Small models often work for apps like chatbots or simple code completion, which is what Lexisnexis wants to use for Protégé.
This is not the first time Lexisnexis has built AI applications, even before launching the legal research hub of Lexisnexis + AI in July 2024.
“We've used a lot of AI in the past, which is more than around the natural language processing, some deep study and machine studies,” Riehl said. “That really changed in November 2022 when ChatGPT was launched, because before that, AI's many capabilities were the type of rear of the scenes. But once Chatgpt came out, the capabilities of developing, its communication capabilities were very, intriguing to us.”
Small, neat models and rousing model
Riehl said Lexisnexis uses a variety of models from most major model providers when building AI platforms. Lexisnexis + AI uses Claude models from the anthropical, Openai GPT models and a model from Mistral.
This multimodal procedure has helped break every task of the users who want to perform on the platform. To do this, Lexisnexis had to architect its platform to Move between models.
“We will ruin any work carried out with individual ingredients, and then we will recognize the best large language model to support that outfit. An example of this is that we will use Mistral to assess the user's query,” Riehl said.
For Protégé, the company wants faster response hours and models that are better for cases of legal use. So it turned to what Riehl called the “fine-tuned” versions of the models, essentially smaller weight versions of LLMs or distilled models.
“You don't need a GPT-4O to do the analysis of a query, so we use it for more sophisticated work, and we switch models,” he said.
When a user asks Protégé a question about a specific case, this first model is Pings is a neat metral “for query analysis, then determine what the purpose and purpose of that query” before moving to the model best suited to complete the task. Riehl said the next model could be an LLM that generates new queries for the search engine or another model that summarizes the results.
So far, Lexisnexis most relies on a smooth mistral model even though Riehl said it used a well-toneable version of Claude “when it first came out; we didn't use it in the product today but in other ways.” Lexisnexis is also interested in using other Openai models especially since the company came out with new Fine Tuning Strengthening Establishments Last year. Lexisnexis is in the process of evaluating Openai's reasoning models including O3 for its platforms.
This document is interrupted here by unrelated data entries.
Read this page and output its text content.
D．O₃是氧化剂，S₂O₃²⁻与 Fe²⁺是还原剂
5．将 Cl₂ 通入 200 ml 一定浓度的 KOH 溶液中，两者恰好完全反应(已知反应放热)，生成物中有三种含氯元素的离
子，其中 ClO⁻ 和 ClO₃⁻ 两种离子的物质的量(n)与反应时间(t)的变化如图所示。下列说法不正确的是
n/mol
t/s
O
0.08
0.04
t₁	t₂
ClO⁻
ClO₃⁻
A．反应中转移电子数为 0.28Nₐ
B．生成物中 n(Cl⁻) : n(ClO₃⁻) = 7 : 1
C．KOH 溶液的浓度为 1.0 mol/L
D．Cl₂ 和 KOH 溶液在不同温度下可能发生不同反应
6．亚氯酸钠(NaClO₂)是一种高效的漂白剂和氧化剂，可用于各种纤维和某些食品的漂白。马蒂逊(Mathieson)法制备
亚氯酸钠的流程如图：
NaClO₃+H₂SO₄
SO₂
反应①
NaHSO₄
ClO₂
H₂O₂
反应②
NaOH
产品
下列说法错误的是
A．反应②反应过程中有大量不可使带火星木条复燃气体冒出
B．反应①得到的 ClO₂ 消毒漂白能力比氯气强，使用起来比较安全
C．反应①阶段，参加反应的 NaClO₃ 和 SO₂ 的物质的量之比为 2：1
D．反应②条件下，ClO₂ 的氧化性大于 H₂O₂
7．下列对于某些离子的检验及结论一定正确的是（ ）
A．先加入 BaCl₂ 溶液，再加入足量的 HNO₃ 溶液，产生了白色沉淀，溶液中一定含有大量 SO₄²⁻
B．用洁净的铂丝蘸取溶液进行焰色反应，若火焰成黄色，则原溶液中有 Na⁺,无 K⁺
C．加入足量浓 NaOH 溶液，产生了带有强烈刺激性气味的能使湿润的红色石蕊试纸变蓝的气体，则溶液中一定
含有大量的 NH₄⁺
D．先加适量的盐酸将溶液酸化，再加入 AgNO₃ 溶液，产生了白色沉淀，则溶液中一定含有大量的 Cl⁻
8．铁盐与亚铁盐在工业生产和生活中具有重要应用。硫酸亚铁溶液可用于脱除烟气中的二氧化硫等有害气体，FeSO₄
Riehl added that it can also look at the use of Gemini models from Google.
Lexisnexis supports all AI platforms with its own graph of knowledge to perform the capabilities of acquiring Augmented Generation (RAG), especially as Protégé can help launch agent processes later.
The AI legal suite
Even before the arrival of Generative AI, Lexisnexis tried the possibility of putting chatbots to work in the legal industry. In 2017, the The company tried an Ai assistant That would compete with IBM's Watson-powered Ross and Protégé sitting on the company's Lexisnexis + AI platform, which combined Lexisnexis' AI services.
Protégé helps law companies with activities that tend to do paralegals or companions. It helps to write legal briefs and complaints based on companies' documents and data, suggesting legal workflows in the next steps, suggesting new signals that refine searches, draft questions for deposits and discovery, link quotes to the file complex legal document.
“We see Protégé as an initial step in personalizing and agent capabilities,” Riehl said. “Think about different types of lawyers: M & A, Litigators, Real Estate. It continues to get more and more personalized based on the specific work you do. Our vision is that every legal professional will have a personal assistant to help them do their work based on what they are doing, not what other lawyers do.”
Protégé is now competing against other legal research and technology platforms. Thomson Reuters customized Openai's O1-mini-model for its Cocounsel Legal Assistant. Harvey, that's it Raised $ 300 million From investors including Lexisnexis, there is also an Ai Ai.